Минна думает о своей пустой жизни, о своих пресных грехах, о Можи, который её не хочет, о маленьком Кудерке, который ничего не понимает, о тех, что придут следом, но не имеют ещё ни имени, ни лица…

– Когда мы едем, Антуан?

Он откликается не сразу, вскинув во мраке голову и борясь с подступившими слезами, с желанием издать торжествующий вопль и рухнуть к ногам Минны… Она никого не любит! Она поедет с ним, только с ним одним! Она поедет!

– Через пять или шесть дней. Ты успеешь собраться?

– Едва-едва. Там надо быть соответственно одетой… Подожди, я включу свет: ничего уже не видно… Ты больше не будешь таким скверным, Антуан?

Он ещё на мгновение удерживает её в объятиях, в темноте. Обхватив одной рукой хрупкие плечи Минны, не сжимая их слишком сильно и не удерживая, он безмолвно повторяет свою клятву дать ей счастье любой ценой, позволить взять его, где она захочет, украсть его для неё, если будет нужно…

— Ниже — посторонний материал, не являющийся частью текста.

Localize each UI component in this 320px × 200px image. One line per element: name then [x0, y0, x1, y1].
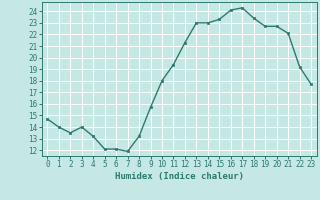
X-axis label: Humidex (Indice chaleur): Humidex (Indice chaleur) [115, 172, 244, 181]
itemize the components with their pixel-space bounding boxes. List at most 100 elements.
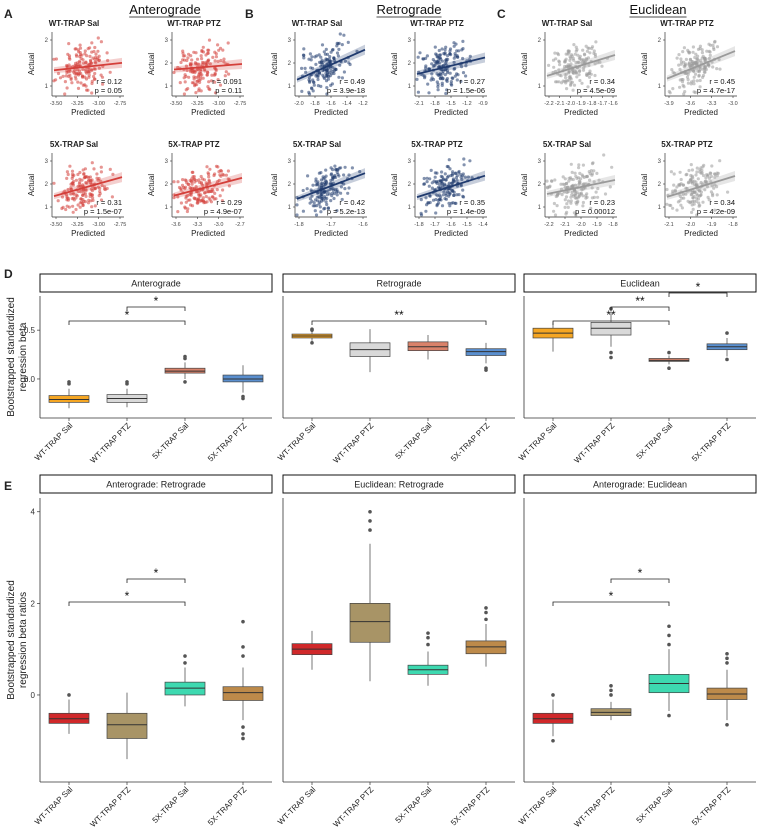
scatter-point	[713, 175, 717, 179]
y-tick-label: 1	[408, 205, 412, 211]
scatter-point	[199, 54, 203, 58]
scatter-point	[94, 52, 98, 56]
y-tick-label: 2	[408, 182, 412, 188]
scatter-point	[434, 193, 438, 197]
scatter-point	[347, 61, 351, 65]
regression-line	[546, 54, 616, 77]
scatter-point	[440, 182, 444, 186]
scatter-point	[552, 65, 556, 69]
scatter-point	[705, 185, 710, 189]
scatter-point	[79, 197, 83, 201]
p-value: p = 0.00012	[575, 207, 615, 216]
scatter-point	[574, 49, 578, 53]
scatter-point	[92, 77, 97, 81]
scatter-point	[431, 198, 436, 202]
scatter-point	[567, 49, 572, 53]
scatter-point	[190, 58, 194, 62]
x-tick-label: -1.8	[294, 222, 303, 228]
scatter-point	[556, 53, 561, 57]
y-tick-label: 2	[408, 61, 412, 67]
scatter-title: 5X-TRAP Sal	[293, 140, 341, 149]
scatter-point	[550, 179, 554, 183]
scatter-point	[88, 54, 92, 59]
scatter-point	[302, 53, 306, 58]
x-tick-label: -2.75	[114, 222, 127, 228]
scatter-point	[56, 71, 61, 76]
scatter-point	[311, 78, 315, 82]
x-tick-label: -1.2	[462, 101, 471, 107]
box-outlier	[241, 396, 245, 401]
scatter-point	[569, 83, 573, 87]
scatter-point	[466, 175, 470, 179]
scatter-point	[75, 54, 79, 58]
scatter-point	[68, 73, 72, 77]
scatter-point	[687, 70, 691, 74]
x-tick-label: -1.9	[576, 101, 585, 107]
y-tick-label: 3	[408, 38, 412, 44]
scatter-point	[558, 63, 562, 67]
scatter-point	[600, 64, 604, 68]
scatter-point	[210, 73, 214, 77]
scatter-point	[103, 187, 107, 192]
scatter-point	[578, 57, 582, 61]
scatter-ylabel: Actual	[390, 174, 399, 196]
scatter-point	[561, 79, 565, 83]
scatter-point	[673, 71, 677, 75]
scatter-point	[99, 198, 104, 202]
scatter-point	[547, 63, 551, 67]
scatter-point	[191, 70, 195, 74]
regression-band	[297, 168, 365, 202]
box-outlier	[667, 366, 671, 371]
scatter-point	[671, 206, 675, 210]
scatter-point	[319, 210, 323, 214]
p-value: p = 0.11	[215, 86, 242, 95]
scatter-point	[328, 55, 332, 59]
scatter-title: 5X-TRAP Sal	[50, 140, 98, 149]
scatter-point	[326, 189, 330, 193]
scatter-point	[81, 58, 85, 62]
scatter-point	[678, 67, 682, 71]
scatter-point	[213, 191, 217, 195]
scatter-point	[462, 157, 466, 161]
scatter-point	[455, 174, 459, 178]
x-tick-label: -3.3	[193, 222, 202, 228]
scatter-point	[416, 90, 420, 94]
scatter-xlabel: Predicted	[564, 229, 598, 238]
x-tick-label: -3.50	[50, 222, 63, 228]
panel-e-facet: Euclidean: Retrograde WT-TRAP Sal WT-TRAP …	[276, 474, 516, 829]
scatter-point	[572, 83, 577, 87]
scatter-point	[580, 61, 584, 65]
scatter-point	[325, 86, 329, 90]
scatter-point	[425, 54, 429, 58]
box-outlier	[725, 651, 729, 656]
scatter-point	[111, 172, 115, 176]
scatter-point	[211, 195, 215, 199]
scatter-point	[65, 86, 69, 90]
scatter-point	[328, 188, 332, 192]
scatter-point	[76, 73, 81, 77]
scatter-point	[691, 45, 696, 49]
scatter-point	[460, 48, 464, 52]
scatter-point	[459, 175, 463, 179]
scatter-point	[214, 197, 218, 201]
x-tick-label: 5X-TRAP Sal	[635, 421, 675, 461]
significance-label: **	[635, 294, 645, 308]
scatter-point	[196, 76, 200, 80]
scatter-point	[69, 192, 73, 196]
scatter-point	[324, 200, 328, 204]
scatter-point	[63, 80, 67, 84]
scatter-point	[314, 177, 318, 181]
box-outlier	[667, 713, 671, 718]
scatter-point	[578, 192, 582, 196]
scatter-point	[681, 192, 685, 196]
scatter-point	[358, 170, 362, 174]
scatter-point	[343, 187, 347, 191]
scatter-point	[715, 67, 719, 71]
regression-band	[417, 52, 485, 78]
x-tick-label: -1.9	[707, 222, 716, 228]
scatter-point	[194, 185, 198, 189]
scatter-point	[93, 204, 97, 208]
scatter-point	[589, 206, 593, 210]
regression-line	[173, 63, 243, 71]
scatter-point	[445, 77, 449, 81]
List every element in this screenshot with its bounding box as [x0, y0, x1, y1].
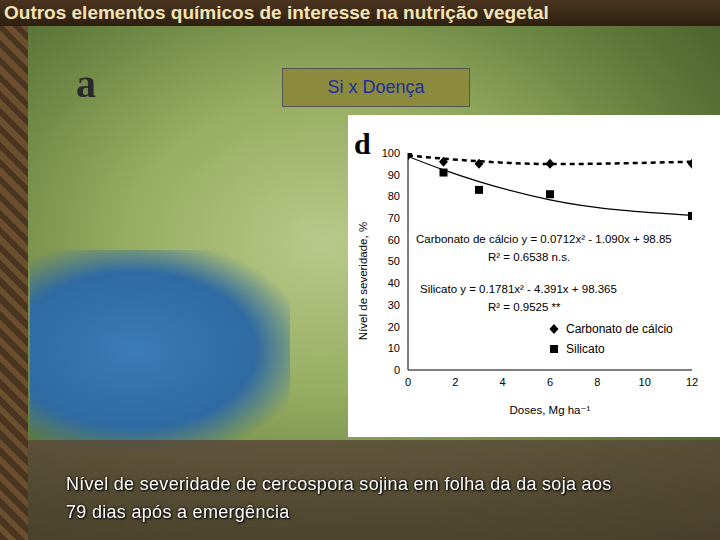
html-text:Nível de severidade, %: Nível de severidade, % — [357, 221, 369, 341]
svg-text:0: 0 — [394, 364, 400, 376]
html-text:R² = 0.6538 n.s.: R² = 0.6538 n.s. — [488, 251, 571, 263]
html-text:Silicato: Silicato — [566, 342, 605, 356]
svg-text:80: 80 — [388, 190, 400, 202]
svg-text:30: 30 — [388, 299, 400, 311]
svg-text:12: 12 — [686, 376, 698, 388]
svg-text:100: 100 — [382, 147, 400, 159]
svg-text:20: 20 — [388, 321, 400, 333]
svg-text:6: 6 — [547, 376, 553, 388]
html-text:Silicato y = 0.1781x² - 4.391x: Silicato y = 0.1781x² - 4.391x + 98.365 — [420, 283, 617, 295]
html-text:Carbonato de cálcio: Carbonato de cálcio — [566, 322, 673, 336]
svg-text:50: 50 — [388, 255, 400, 267]
html-text:Doses, Mg ha⁻¹: Doses, Mg ha⁻¹ — [509, 404, 591, 416]
svg-text:2: 2 — [452, 376, 458, 388]
svg-text:70: 70 — [388, 212, 400, 224]
svg-text:8: 8 — [594, 376, 600, 388]
svg-text:0: 0 — [405, 376, 411, 388]
html-text:a: a — [76, 61, 96, 106]
html-text:Si x Doença: Si x Doença — [327, 77, 425, 97]
svg-text:4: 4 — [500, 376, 506, 388]
html-text:Outros elementos químicos de i: Outros elementos químicos de interesse n… — [4, 2, 549, 23]
html-text:Nível de severidade de cercosp: Nível de severidade de cercospora sojina… — [66, 474, 612, 522]
svg-text:10: 10 — [388, 342, 400, 354]
html-text:R² = 0.9525 **: R² = 0.9525 ** — [488, 301, 561, 313]
svg-text:90: 90 — [388, 169, 400, 181]
html-text:Carbonato de cálcio y = 0.0712: Carbonato de cálcio y = 0.0712x² - 1.090… — [416, 233, 672, 245]
svg-text:40: 40 — [388, 277, 400, 289]
svg-text:60: 60 — [388, 234, 400, 246]
svg-text:10: 10 — [639, 376, 651, 388]
html-text:d: d — [354, 127, 371, 160]
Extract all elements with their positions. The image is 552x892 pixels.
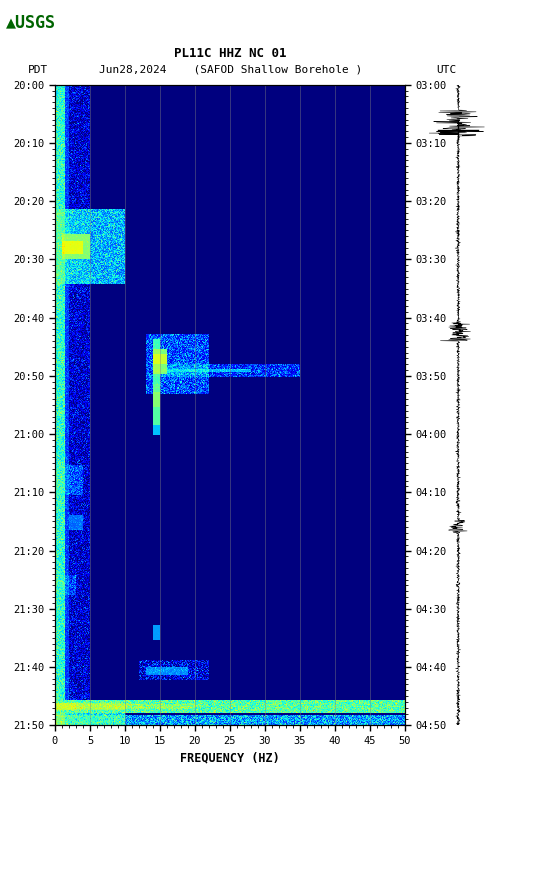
X-axis label: FREQUENCY (HZ): FREQUENCY (HZ): [180, 751, 280, 764]
Text: ▲USGS: ▲USGS: [6, 13, 56, 31]
Text: PDT: PDT: [28, 65, 48, 75]
Text: Jun28,2024    (SAFOD Shallow Borehole ): Jun28,2024 (SAFOD Shallow Borehole ): [99, 65, 362, 75]
Text: PL11C HHZ NC 01: PL11C HHZ NC 01: [174, 46, 286, 60]
Text: UTC: UTC: [436, 65, 457, 75]
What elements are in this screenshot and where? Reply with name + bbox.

– Девятнадцать, красное, нечёт… Игра!

– Мне выпало ещё десять франков! – восклицает Минна с восхищением. – А ты говорил, что в Монте-Карло всегда проигрывают! Антуан, я хочу перейти к другому столу.

– Зачем? Ты здесь выигрываешь…

– Сама не знаю. Меня эти переходы забавляют. Скажи, ты подождёшь меня под часами?

Антуан провожает её глазами, любуясь пышным белым платьем, тонкой талией, золотым узлом волос на затылке и розовой плетёной шляпкой… «Её это забавляет, какое счастье!»

Минна, встав за спиной крупье, вежливо произносит: «Прошу прощения, сударь», – и продвигает свою монетку на тридцать шестую клетку. Шарик начинает крутиться, затем постепенно замедляет ход и, дрогнув, останавливается:

– Ставок больше нет!

Минна изучает нагромождение роз и ирисов на чудовищной шляпке, скрывающей лицо невидимой дамы… «Ну и шляпка! Держу пари: кроме потаскухи, такую никто не надел бы…»

– Тридцать шесть, красное, чёт… Игра!

Минне выпадают очередные десять франков. Она забирает свои три монетки; почти одновременно с ней протягивает руку толстый немец, также поставивший на тридцать шесть… Но из-за зарослей висячего сада вдруг раздаётся холодный голос:

– Прошу прощения, сударь! Не трогайте эти деньги.

– Verzeihung! Diese Einlage gehört mir!

Дама мгновенно парирует по-немецки:

– Sie müssen nur auf ihr Spiel Acht geben. Das Goldstück gehört mir… Lassen Sie mich in Ruhe!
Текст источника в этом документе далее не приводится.